Le général souligne le flou financier entourant les contrats d’armement avec l’Égypte et l’Inde, ainsi que les renégociations entre Dassault et le gouvernement sur l’échelonnement des prochaines livraisons à l’armée de l’air. «Faire des contrats c’est bien… si ces contrats sont assortis de paiements», commente le général (2 s) Jean-Vincent Brisset. Deuxième point noir au tableau de cet éventuel contrat: si pour lui «l’industriel est bien payé», pas dit que l’État français –et derrière lui les Français– s’y retrouve:
«On a l’impression que l’ex-ministre de la Défense, devenu ministre des Affaires étrangères, se fait ses petits contrats en accord avec l’industriel, mais globalement, sur le plan militaire ainsi que pour le contribuable, je ne pense pas que ce seront de bonnes opérations», tacle l’ancien officier d’État-major.
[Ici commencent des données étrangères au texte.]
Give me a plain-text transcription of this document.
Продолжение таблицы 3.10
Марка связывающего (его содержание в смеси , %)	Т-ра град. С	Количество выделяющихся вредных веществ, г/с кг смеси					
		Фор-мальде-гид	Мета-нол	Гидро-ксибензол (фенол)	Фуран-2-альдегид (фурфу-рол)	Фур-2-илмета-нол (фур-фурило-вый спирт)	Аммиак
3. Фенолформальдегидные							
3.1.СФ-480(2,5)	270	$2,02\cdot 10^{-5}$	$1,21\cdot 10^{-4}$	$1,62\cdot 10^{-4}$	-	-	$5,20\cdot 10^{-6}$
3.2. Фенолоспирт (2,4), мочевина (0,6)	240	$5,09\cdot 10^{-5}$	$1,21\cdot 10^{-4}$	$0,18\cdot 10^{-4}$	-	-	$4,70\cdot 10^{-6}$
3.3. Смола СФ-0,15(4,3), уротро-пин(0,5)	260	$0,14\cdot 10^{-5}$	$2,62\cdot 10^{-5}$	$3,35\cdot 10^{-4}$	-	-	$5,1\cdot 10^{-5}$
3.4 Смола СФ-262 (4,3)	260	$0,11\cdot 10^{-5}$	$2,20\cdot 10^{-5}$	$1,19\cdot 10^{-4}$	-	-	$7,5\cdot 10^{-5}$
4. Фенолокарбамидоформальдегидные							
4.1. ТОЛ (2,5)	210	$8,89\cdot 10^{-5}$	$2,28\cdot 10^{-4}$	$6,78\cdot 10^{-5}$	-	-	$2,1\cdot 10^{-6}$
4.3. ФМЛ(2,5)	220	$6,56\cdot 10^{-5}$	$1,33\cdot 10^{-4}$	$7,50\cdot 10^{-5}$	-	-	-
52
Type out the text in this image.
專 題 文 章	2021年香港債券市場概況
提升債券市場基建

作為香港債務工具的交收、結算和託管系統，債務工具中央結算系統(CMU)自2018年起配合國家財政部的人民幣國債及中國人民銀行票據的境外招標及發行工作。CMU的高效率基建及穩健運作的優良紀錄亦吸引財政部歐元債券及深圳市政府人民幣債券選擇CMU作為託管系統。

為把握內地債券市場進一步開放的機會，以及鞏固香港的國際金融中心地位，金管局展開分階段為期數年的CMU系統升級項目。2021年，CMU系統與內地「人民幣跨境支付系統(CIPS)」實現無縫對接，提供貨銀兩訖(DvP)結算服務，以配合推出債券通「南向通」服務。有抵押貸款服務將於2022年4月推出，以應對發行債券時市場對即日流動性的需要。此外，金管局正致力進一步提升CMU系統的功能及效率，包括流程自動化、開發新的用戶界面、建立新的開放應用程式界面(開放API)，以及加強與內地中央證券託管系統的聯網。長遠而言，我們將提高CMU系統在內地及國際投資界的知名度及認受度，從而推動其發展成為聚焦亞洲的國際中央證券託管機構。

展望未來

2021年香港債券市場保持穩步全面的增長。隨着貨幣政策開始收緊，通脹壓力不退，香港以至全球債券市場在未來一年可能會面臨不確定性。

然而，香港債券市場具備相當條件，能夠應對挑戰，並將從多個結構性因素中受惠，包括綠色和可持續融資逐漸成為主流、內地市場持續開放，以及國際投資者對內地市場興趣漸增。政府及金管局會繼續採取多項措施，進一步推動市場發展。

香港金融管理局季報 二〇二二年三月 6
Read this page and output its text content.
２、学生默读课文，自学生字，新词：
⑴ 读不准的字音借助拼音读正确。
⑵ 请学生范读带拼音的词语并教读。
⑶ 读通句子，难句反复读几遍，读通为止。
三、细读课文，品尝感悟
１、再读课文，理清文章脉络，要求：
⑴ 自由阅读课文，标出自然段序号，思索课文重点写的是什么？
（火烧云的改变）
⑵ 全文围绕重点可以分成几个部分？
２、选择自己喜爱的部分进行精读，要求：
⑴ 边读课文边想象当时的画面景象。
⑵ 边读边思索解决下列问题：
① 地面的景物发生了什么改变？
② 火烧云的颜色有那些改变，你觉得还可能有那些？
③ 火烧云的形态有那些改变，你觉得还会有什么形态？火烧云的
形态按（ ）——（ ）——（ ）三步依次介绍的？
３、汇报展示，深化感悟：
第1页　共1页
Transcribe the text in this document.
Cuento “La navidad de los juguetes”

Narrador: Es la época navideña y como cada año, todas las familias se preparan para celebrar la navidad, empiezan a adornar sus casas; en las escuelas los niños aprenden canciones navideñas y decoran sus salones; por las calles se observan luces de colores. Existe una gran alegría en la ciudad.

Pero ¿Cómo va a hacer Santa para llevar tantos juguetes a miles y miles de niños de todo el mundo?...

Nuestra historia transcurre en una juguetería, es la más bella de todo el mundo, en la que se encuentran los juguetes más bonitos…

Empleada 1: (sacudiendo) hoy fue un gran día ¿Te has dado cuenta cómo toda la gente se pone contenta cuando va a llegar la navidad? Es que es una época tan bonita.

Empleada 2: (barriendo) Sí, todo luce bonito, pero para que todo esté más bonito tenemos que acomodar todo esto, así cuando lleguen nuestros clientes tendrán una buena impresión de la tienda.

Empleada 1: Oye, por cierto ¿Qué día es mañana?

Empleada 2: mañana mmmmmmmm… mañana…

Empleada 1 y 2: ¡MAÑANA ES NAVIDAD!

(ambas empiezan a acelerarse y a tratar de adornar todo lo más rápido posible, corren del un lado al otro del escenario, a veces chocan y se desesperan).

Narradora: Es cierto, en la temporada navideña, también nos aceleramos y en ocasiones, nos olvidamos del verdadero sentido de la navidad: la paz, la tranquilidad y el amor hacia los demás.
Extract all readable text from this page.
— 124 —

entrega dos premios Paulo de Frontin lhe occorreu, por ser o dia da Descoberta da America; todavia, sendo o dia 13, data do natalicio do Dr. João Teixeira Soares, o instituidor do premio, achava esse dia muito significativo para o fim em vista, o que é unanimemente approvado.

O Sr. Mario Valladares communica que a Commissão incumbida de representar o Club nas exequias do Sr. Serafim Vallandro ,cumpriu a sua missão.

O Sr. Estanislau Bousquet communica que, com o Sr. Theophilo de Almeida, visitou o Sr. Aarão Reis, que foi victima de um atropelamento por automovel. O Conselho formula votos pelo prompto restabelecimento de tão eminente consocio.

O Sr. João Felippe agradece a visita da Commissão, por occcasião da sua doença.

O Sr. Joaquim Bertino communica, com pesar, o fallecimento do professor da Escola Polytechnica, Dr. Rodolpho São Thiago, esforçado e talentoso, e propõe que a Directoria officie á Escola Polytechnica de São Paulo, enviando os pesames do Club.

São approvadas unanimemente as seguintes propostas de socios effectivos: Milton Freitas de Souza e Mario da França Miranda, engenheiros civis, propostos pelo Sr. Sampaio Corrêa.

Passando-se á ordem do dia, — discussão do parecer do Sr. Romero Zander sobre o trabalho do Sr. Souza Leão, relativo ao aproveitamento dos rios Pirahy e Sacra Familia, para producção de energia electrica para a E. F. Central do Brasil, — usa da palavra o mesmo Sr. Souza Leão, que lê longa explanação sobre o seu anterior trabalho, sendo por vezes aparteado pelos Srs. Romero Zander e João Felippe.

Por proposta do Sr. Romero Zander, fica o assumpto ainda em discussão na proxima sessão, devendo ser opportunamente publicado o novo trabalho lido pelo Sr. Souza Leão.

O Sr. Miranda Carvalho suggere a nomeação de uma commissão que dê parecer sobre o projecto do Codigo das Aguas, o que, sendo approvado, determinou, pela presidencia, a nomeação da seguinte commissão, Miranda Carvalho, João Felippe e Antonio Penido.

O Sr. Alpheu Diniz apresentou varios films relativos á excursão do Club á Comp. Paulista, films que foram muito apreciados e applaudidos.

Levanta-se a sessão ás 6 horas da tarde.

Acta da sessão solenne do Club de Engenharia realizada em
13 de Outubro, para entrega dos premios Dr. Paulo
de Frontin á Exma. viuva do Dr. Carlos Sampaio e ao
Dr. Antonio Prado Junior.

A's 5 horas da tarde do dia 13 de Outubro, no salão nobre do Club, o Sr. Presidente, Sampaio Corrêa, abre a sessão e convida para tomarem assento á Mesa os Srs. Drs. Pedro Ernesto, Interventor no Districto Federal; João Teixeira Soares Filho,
Troisième et dernier point qui fâche, la situation géopolitique dans laquelle se place la France. Il n’échappe en effet à personne que ce contrat surviendrait en plein cœur des tensions entre la Grèce et la Turquie. Or, bien qu’elle ne soit pas à sous-estimer une «douzaine de Rafale ce n’est pas un “game changer”» assène le Général (2 s).
S’ils ne constitueraient donc pas un «game changer» dans les airs, des Rafale commandés par la Grèce feront toutefois une nette différence… sur le plan diplomatique.
En effet, via un tel contrat, Athènes consoliderait son alliance avec la France dans le différend territorial qui l’oppose aujourd’hui à Ankara. En somme, ce contrat serait, géopolitiquement parlant, une prise de position claire de Paris, «dans une situation qui est relativement tendue». Un choix que ne voit pas d’un très bon œil le général (2 s):
«On va entraîner des Grecs sur le territoire français […] on passera pour les va-t’en guerre de l’Europe!» met en garde Jean-Vincent Brisset.
Pour lui, si «en ce moment, c’est très à la mode de faire semblant de se démarquer des États-Unis», le général (2 s) regrette que cela nécessite de «débourser beaucoup d’argent» pour au final mettre la France en porte-à-faux avec des États. «Les Allemands nous ont bien expliqué que nous resterions tous seuls», rappelle le chercheur associé à l’IRIS. Derrière ces tensions entre Athènes à Ankara, on retrouve une France qui semble vouloir régler ses comptes avec la Turquie de Recep Tayyip Erdogan.
L’industrie de Défense française semble donc entrer dans la danse… à moins qu’Athènes n’ait lancé la rumeur pour forcer la main de Paris.